Department of Immunology and Molecular Pathology, Royal Free Hospital and University College London, London, United Kingdom.
J Allergy Clin Immunol. 2012 Feb;129(2):294-305; quiz 306-7. doi: 10.1016/j.jaci.2011.12.966.
Mucocutaneous candidiasis and dermatophyte infections occur either in isolation or alongside other symptoms in patients with various primary immunodeficiency diseases with diverse genetic defects, which result in impaired IL-17 immunity, IL-22 immunity, or both. In patients with chronic mucocutaneous candidiasis, disease-associated polymorphisms in DECTIN1 act on the level of fungal recognition, whereas mutations in caspase recruitment domain-containing protein 9 (CARD9) disturb the subsequent spleen tyrosine kinase 2-CARD9/BCL10/MALT1-driven signaling cascade, impairing nuclear factor κB-mediated maturation of antigen-presenting cells and priming of naive T cells to differentiate into the T(H)17 cell lineage. T(H)17-priming cytokines signal through the transcription factor signal transducer and activator of transcription (STAT) 3, which in turn induces the T(H)17 lineage-determining transcription factor retinoic acid-related orphan receptor γt. Dominant-negative mutations in STAT3 result in reduced numbers of T(H)17 cells, causing localized candidiasis in patients with hyper-IgE syndrome. In patients with chronic mucocutaneous candidiasis, gain-of-function STAT1 mutations shift the cellular response toward T(H)17 cell-inhibiting cytokines. T(H)17 cells secrete IL-17 and IL-22, which are cytokines with potent antifungal properties, including production of antimicrobial peptides and activation and recruitment of neutrophils. Neutrophils mediate microbial killing through phagocytosis, degranulation, and neutrophil extracellular traps. Mutations in IL17F and IL17R in patients with chronic mucocutaneous candidiasis, as well as neutralizing autoantibodies against IL-17 and IL-22 in patients with autoimmune polyendocrinopathy-candidiasis-ectodermal dystrophy, directly impair IL-17 and IL-22 immunity.
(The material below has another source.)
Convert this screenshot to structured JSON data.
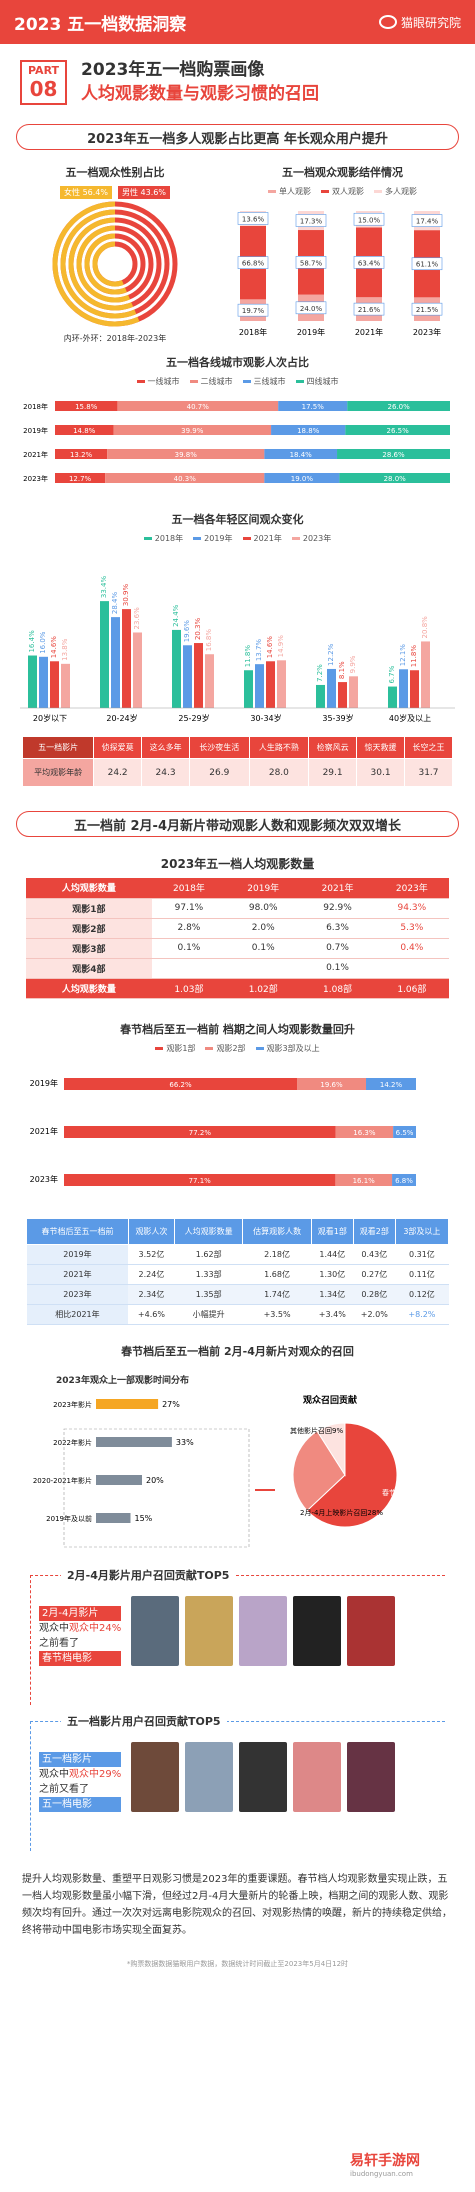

黏膜皮肤念珠菌病和皮肤癣菌感染可单独发生,也可与具有不同遗传缺陷的各种原发性免疫缺陷病的其他症状同时发生,这些疾病导致 IL-17 免疫、IL-22 免疫或两者均受损。在慢性黏膜皮肤念珠菌病患者中,DECTIN1 中的疾病相关多态性作用于真菌识别水平,而 caspase recruitment domain-containing protein 9 (CARD9) 中的突变则扰乱随后的 spleen tyrosine kinase 2-CARD9/BCL10/MALT1 驱动的信号级联反应,从而损害核因子 κB 介导的抗原呈递细胞成熟和初始 T 细胞向 T(H)17 细胞系分化。T(H)17 细胞诱导细胞因子通过转录因子信号转导和转录激活因子(STAT)3 信号转导,后者反过来诱导 T(H)17 谱系决定转录因子维甲酸相关孤儿受体 γt。STAT3 的显性负突变导致 T(H)17 细胞数量减少,导致高 IgE 综合征患者局部念珠菌病。在慢性黏膜皮肤念珠菌病患者中,STAT1 的获得性功能突变将细胞反应转向 T(H)17 细胞抑制细胞因子。T(H)17 细胞分泌具有强大抗真菌特性的细胞因子 IL-17 和 IL-22,包括抗菌肽的产生以及中性粒细胞的激活和募集。中性粒细胞通过吞噬作用、脱颗粒作用和中性粒细胞细胞外陷阱介导微生物杀伤。慢性黏膜皮肤念珠菌病患者的 IL17F 和 IL17R 突变以及自身免疫性多内分泌腺病-念珠菌病-外胚层营养不良患者针对 IL-17 和 IL-22 的中和自身抗体直接损害 IL-17 和 IL-22 免疫。